Differential Materialization

ry · April 19, 2020, 2:57pm

Introduction

The MergeTB model of an experiment is an immutable stack of experiment versions. When a user wants to update some aspect of their experiment topology, they do so by updating the experiment source code and pushing a new version. In the process of this push model checkers and reticulators are run, yielding a new underlying XIR experiment definition.

At this point the experimenter can create a new realization from this new version, materialize it and run a side-by-side comparison of the old version with the new version. This can be quite useful. However there is an alternative use case that we don’t currently support terribly well.

What if the reason for the change is to correct something with the experiment that is just straight up wrong? In this case we don’t want a second materialization for comparative analysis, we just want to modify the experiment in place. Furthermore we’d like the modification of the running materialization to be exactly the delta between the broken version and our new possibly not-broken version. This minimal change delta is critically important for experiments that have complex systems already in place, and would like to keep those systems in place, but just alter the nodes or topology in a specific way that let’s the user pick up right where they left off.

Benefit

The core benefit here is that we introduce a workflow that allows for experiments to be designed in a rapid incremental fashion that directly leverages the rigor of having an immutable experiment history. Complex experiments are never correct on the first shot. Forcing the user in to full rematerialization for every topology update is in direct violation of the speed core value. At the same time introducing ad-hoc realization or materialization updates that are not rooted in the model source violates experiment integrity as the experiment becomes a living element without a record of structure or procedure. This approach allows users to have their reproducible cake and devour it with speed.

Proposal

Introduce a new MergeAPI method

mergetb evolve <exp> <rlz> <to>

Here exp is the name of the experiment rlz is the name of a realization and to is the name has of a source revision that the user has pushed and would like the realization and subsequently the materialization to evolve to.

When this API call is made the following things happen.

a new realization is attempted, if failed stop here
the current realization is replaced by the new realization
if there is an active materialization a materialization evolution plan is computed
the materialization evolution plan is carried out

Requirements

Evolution plans must represent the minimum delta to achieve target specification.
- Nodes not involved in the delta must not be disturbed
- Links not involved in the delta must not be distributed
- Changes to node configuration should only result in a foundry update.
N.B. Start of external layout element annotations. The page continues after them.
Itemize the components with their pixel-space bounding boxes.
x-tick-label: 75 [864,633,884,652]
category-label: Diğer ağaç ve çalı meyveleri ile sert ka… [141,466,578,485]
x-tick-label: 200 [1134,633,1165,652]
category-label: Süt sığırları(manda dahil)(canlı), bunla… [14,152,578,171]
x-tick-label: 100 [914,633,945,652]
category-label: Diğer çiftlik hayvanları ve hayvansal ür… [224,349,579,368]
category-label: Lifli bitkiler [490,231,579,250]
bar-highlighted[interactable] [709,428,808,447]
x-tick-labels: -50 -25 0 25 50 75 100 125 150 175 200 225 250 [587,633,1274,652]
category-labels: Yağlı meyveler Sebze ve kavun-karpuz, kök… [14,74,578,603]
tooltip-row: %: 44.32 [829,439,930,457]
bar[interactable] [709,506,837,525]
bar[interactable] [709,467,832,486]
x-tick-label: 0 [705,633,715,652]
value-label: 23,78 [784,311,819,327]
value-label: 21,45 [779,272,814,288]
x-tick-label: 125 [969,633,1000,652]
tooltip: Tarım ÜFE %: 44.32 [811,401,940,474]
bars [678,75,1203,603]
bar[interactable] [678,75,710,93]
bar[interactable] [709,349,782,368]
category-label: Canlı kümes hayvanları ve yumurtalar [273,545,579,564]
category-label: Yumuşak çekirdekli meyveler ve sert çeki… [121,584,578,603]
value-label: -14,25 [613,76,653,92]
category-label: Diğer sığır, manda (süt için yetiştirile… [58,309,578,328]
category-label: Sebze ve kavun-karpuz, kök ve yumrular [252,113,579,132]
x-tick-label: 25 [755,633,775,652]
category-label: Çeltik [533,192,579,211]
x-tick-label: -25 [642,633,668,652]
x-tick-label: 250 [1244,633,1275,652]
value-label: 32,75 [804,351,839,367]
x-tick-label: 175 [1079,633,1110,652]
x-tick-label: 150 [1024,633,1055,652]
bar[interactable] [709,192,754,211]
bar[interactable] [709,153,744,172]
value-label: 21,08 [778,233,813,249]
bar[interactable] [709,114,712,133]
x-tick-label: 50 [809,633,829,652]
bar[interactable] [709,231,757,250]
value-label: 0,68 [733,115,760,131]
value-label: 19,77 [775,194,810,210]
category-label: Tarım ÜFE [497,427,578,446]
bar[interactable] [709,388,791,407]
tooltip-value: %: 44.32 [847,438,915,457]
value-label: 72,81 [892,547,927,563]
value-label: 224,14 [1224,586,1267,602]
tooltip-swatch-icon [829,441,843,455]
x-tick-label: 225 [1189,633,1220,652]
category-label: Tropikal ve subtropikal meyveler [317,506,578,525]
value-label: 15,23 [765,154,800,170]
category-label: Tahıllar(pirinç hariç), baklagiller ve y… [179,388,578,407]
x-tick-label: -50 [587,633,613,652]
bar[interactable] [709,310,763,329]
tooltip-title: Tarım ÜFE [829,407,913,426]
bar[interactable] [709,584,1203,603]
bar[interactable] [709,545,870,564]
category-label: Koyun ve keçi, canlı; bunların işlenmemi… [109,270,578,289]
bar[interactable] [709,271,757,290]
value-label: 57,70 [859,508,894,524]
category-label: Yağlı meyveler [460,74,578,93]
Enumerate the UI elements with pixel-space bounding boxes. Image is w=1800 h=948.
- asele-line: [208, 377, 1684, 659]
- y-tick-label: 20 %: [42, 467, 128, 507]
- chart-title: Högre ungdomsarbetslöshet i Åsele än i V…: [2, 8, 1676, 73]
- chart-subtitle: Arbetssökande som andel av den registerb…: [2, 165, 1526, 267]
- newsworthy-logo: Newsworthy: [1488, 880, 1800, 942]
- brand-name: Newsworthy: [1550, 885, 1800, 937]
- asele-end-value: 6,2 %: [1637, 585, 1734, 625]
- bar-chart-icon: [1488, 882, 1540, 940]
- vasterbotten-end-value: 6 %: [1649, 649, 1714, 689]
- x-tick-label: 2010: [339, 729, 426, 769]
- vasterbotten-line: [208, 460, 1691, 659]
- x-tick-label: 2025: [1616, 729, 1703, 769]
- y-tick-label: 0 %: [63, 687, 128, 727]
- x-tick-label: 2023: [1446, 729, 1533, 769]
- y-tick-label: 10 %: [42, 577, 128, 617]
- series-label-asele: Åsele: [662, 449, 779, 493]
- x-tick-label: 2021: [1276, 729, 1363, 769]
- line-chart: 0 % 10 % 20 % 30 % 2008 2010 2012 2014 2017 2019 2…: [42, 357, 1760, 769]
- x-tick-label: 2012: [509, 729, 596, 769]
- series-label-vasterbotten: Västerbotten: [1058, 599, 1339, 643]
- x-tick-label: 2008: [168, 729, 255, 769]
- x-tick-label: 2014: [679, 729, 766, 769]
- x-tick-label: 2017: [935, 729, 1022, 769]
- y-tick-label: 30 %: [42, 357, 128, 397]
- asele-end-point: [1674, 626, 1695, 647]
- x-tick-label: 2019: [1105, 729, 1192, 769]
Rebooting or re-imgaing a node are not changes to the experiment and can be carried out using alternative commands. The exception is changes that require these services like changing the image of a node which clearly requires a re-image/reboot.
Evolutions should behave like partial materializations
- mergetb status should show the task status of the evolution.
- mergetb wait should wait until the evolution is done.
- mergetb demat|mat|free should be gated on evolution just like materializations
XDC connections should not be disturbed
Any resources dropped from the realization due to the evolution should be freed and returned to the pool.
Any resources added to the realization due to the evolution should be allocated to the realization.
Evolution should have the same semantics as realization in terms of acceptance. When the user creates an evolution, they should be able to inspect the modified realization that has been computed and decide if that is what they want and choose to accept or reject the evolution. The freeing/allocation of resources in this regard behaves in the same way as normal realizations, except the resources in question are strictly in the delta between the originating realization and the new realization.
When presenting an evolution for acceptance, the API should provide the list of tasks that will be carried out, so the user knows exactly what is going to happen and there are no surprises.

ry · August 18, 2020, 9:17pm

Use Cases

Things that should not, but currently do require a full re-realize/re-mat

Mounting storage when you forgot to add the mount to the model.
Changing link parameters, or adding tags for dynamic link parameters.